Oriente Médio

Israel ataca líderes do Hamas durante reunião no Catar

Aviação israelense lança dez munições contra local de encontro de chefes e negociadores do movimento fundamentalista palestino em Doha, capital do Catar. Grupo extremista anuncia que cúpula sobreviveu. Trump se desvincula do bombardeio

Imagem de câmera de vídeo mostra coluna de fumaça depois das explosões no bairro de Katara: bombardeio de
Imagem de câmera de vídeo mostra coluna de fumaça depois das explosões no bairro de Katara: bombardeio de "precisão cirúrgica" - (crédito: AFPTV/AFP)

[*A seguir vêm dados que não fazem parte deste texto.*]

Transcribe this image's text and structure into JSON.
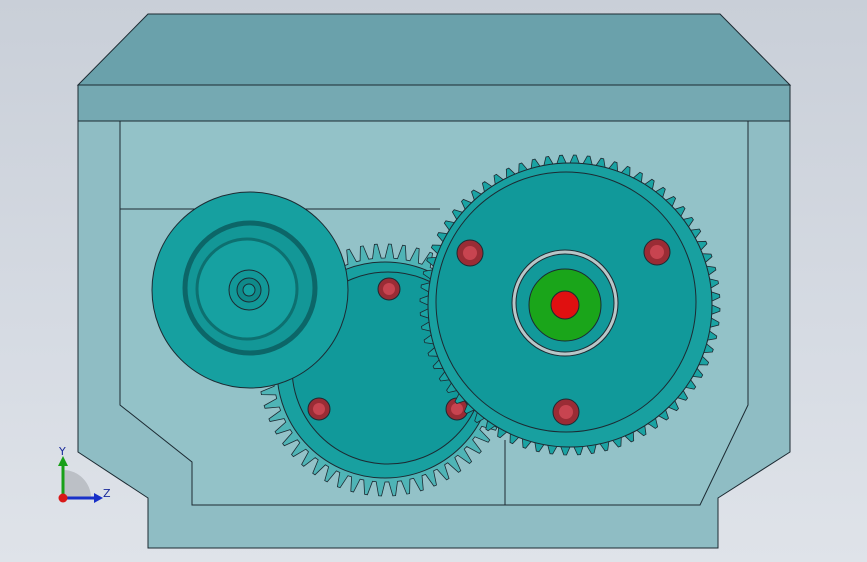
{
  "viewport": {
    "background_top": "#c9cfd8",
    "background_bottom": "#dfe3e9"
  },
  "model": {
    "housing_color": "#6fa3ac",
    "housing_light": "#8dbcc2",
    "gear_color": "#139c9c",
    "gear_dark": "#0d7d7e",
    "hub_green": "#1aa51a",
    "shaft_red": "#e01010",
    "bolt_color": "#b0333d",
    "edge_color": "#1c2a32"
  },
  "triad": {
    "y_label": "Y",
    "z_label": "Z",
    "x_color": "#d81818",
    "y_color": "#18a018",
    "z_color": "#1830c8"
  }
}
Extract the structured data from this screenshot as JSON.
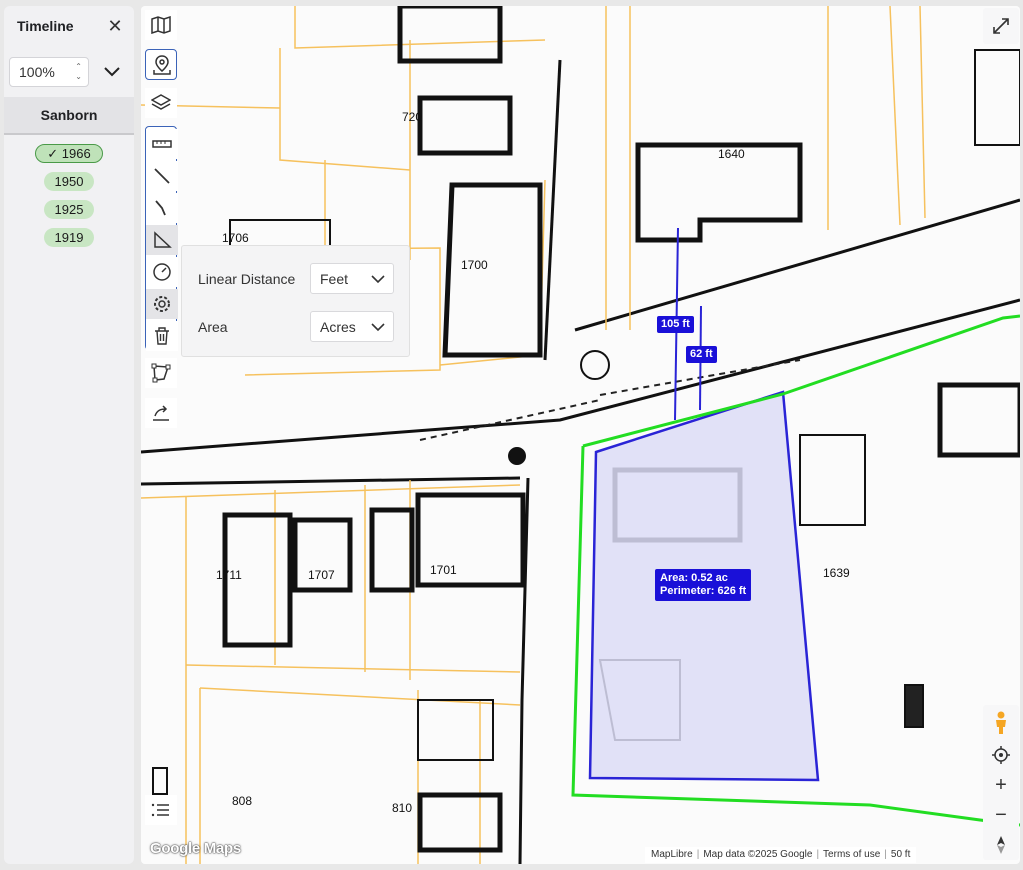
{
  "timeline": {
    "title": "Timeline",
    "zoom_value": "100%",
    "source": "Sanborn",
    "years": [
      "1966",
      "1950",
      "1925",
      "1919"
    ],
    "active_year": "1966"
  },
  "settings": {
    "linear_label": "Linear Distance",
    "linear_value": "Feet",
    "area_label": "Area",
    "area_value": "Acres"
  },
  "measurements": {
    "dist1": "105 ft",
    "dist2": "62 ft",
    "area": "Area: 0.52 ac",
    "perimeter": "Perimeter: 626 ft"
  },
  "lot_numbers": [
    "720",
    "1640",
    "1706",
    "1700",
    "1711",
    "1707",
    "1701",
    "1639",
    "808",
    "810"
  ],
  "attribution": {
    "maplibre": "MapLibre",
    "mapdata": "Map data ©2025 Google",
    "terms": "Terms of use",
    "scale": "50 ft"
  },
  "brand": "Google Maps",
  "colors": {
    "parcel_outline": "#22dd22",
    "measure_line": "#2a24d6",
    "measure_fill": "#dcdcf6",
    "lot_lines": "#f6c15d",
    "badge": "#1a10d8"
  }
}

A liderança do movimento islamita palestino Hamas, incluindo negociadores do grupo, estava reunida em um prédio no bairro turístico de Katara, em Doha (Catar). Khaled Meshaal, um dos fundadores; Khalil Al-Hayya, vice-presidente do gabinete político; Zaher Jabarin, chefe na Cisjordânia; e Muhammad Dariwish, líder do Conselho Shura, entre outros, debatiam o plano de trégua apresentado pelos EUA, quando caças de Israel bombardearam o imóvel.

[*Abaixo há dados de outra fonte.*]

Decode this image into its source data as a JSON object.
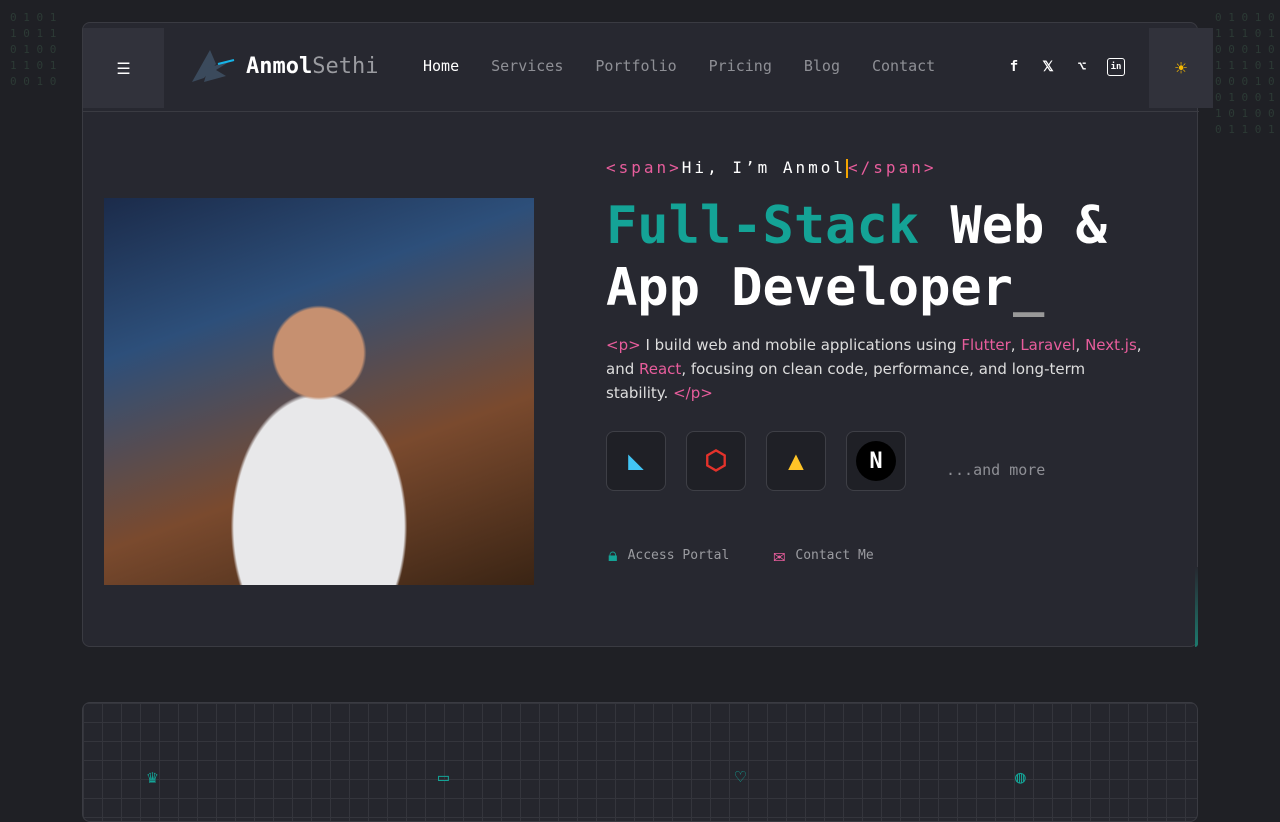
{
  "nav": {
    "logo_main": "Anmol",
    "logo_dim": "Sethi",
    "links": [
      "Home",
      "Services",
      "Portfolio",
      "Pricing",
      "Blog",
      "Contact"
    ],
    "social": [
      "facebook-icon",
      "x-icon",
      "github-icon",
      "linkedin-icon"
    ]
  },
  "hero": {
    "span_open": "<span>",
    "greeting": "Hi, I’m Anmol",
    "span_close": "</span>",
    "title_accent": "Full-Stack",
    "title_rest": " Web & App Developer",
    "title_cursor": "_",
    "p_open": "<p>",
    "desc_1": " I build web and mobile applications using ",
    "flutter": "Flutter",
    "comma1": ", ",
    "laravel": "Laravel",
    "comma2": ", ",
    "nextjs": "Next.js",
    "and": ", and ",
    "react": "React",
    "desc_2": ", focusing on clean code, performance, and long-term stability. ",
    "p_close": "</p>",
    "techs": [
      "Flutter",
      "Laravel",
      "Firebase",
      "Next.js"
    ],
    "more": "...and more",
    "access_portal": "Access Portal",
    "contact_me": "Contact Me"
  },
  "colors": {
    "accent": "#14a396",
    "pink": "#e85d9c",
    "bg": "#272830"
  }
}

O Hamas anunciou que tanto Meshaal quanto Al-Hayya sobreviveram ao ataque, o qual classificou como um fracasso. "A liderança do movimento sobreviveu à covarde tentativa de assassinato, e o ataque indica a intenção de Israel de frustrar qualquer possibilidade de alcançar um acordo", reagiu o grupo, por meio de um comunicado oficial.

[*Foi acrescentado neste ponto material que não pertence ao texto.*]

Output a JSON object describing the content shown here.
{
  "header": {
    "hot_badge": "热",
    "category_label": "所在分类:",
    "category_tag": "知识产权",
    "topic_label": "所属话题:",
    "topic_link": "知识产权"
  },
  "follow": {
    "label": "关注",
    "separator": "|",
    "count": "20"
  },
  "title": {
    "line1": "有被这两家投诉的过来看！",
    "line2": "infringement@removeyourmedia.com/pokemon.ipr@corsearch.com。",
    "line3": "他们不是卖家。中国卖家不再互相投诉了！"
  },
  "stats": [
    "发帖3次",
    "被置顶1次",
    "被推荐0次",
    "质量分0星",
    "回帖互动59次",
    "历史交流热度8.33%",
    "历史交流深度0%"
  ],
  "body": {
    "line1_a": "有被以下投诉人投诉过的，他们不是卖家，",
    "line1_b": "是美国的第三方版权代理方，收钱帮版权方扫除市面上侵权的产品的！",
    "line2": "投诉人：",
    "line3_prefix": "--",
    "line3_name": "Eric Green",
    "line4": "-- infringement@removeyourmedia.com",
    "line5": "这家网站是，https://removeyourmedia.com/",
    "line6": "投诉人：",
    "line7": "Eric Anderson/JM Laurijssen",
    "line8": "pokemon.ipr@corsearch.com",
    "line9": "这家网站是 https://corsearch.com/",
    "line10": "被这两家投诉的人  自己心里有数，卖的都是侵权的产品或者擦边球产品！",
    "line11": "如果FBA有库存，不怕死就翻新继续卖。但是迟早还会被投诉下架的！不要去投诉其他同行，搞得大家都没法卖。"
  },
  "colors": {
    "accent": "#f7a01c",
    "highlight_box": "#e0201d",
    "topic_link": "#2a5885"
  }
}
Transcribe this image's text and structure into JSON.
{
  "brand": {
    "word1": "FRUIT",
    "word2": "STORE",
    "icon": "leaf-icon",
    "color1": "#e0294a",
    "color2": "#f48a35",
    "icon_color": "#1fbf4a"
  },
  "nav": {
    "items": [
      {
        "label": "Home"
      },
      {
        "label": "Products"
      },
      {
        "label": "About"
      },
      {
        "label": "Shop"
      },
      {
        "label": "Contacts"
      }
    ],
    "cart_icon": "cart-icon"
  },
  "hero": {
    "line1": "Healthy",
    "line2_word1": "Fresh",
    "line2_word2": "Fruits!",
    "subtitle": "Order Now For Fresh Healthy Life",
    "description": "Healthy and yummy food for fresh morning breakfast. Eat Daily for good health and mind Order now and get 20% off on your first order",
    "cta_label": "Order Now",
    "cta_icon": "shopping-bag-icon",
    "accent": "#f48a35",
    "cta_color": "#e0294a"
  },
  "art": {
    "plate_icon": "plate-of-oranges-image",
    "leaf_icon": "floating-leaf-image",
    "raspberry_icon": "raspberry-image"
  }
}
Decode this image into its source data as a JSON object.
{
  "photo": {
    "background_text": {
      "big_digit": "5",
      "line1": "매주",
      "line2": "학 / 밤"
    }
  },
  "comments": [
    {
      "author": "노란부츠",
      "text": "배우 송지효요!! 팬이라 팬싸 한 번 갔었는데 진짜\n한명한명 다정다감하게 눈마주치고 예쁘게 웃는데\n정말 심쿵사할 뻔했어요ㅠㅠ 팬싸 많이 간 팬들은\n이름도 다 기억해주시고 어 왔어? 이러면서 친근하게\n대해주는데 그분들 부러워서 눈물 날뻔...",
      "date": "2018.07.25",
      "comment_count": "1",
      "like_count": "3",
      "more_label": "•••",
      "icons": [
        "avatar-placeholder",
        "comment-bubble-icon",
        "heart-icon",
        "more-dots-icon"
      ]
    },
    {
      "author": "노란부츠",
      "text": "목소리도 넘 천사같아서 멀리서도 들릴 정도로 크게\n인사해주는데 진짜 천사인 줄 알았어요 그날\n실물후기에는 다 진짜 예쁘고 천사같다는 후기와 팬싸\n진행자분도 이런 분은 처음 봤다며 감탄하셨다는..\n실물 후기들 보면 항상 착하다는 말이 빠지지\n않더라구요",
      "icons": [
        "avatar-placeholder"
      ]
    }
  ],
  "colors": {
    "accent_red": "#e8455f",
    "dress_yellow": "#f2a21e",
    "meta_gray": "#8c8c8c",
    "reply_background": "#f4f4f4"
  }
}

Khaled Meshaal, um dos fundadores do Hamas e líder influente do movimento no exterior
Khaled Meshaal, cofundador do Hamas e líder no exterior (foto: KAYHAN OZER)

O grupo palestino detalhou que seis pessoas morreram, incluindo o filho de Al-Hayya, principal negociador, e três guarda-costas. "O inimigo não conseguiu assassinar os membros da delegação encarregada das negociações", reiterou a facção. O gabinete do primeiro-ministro de Israel, Benjamin Netanyahu, afirmou que "a ação contra os principais chefes terroristas do Hamas foi uma operação israelense totalmente independente". "Israel a iniciou, a conduziu e assume total responsabilidade."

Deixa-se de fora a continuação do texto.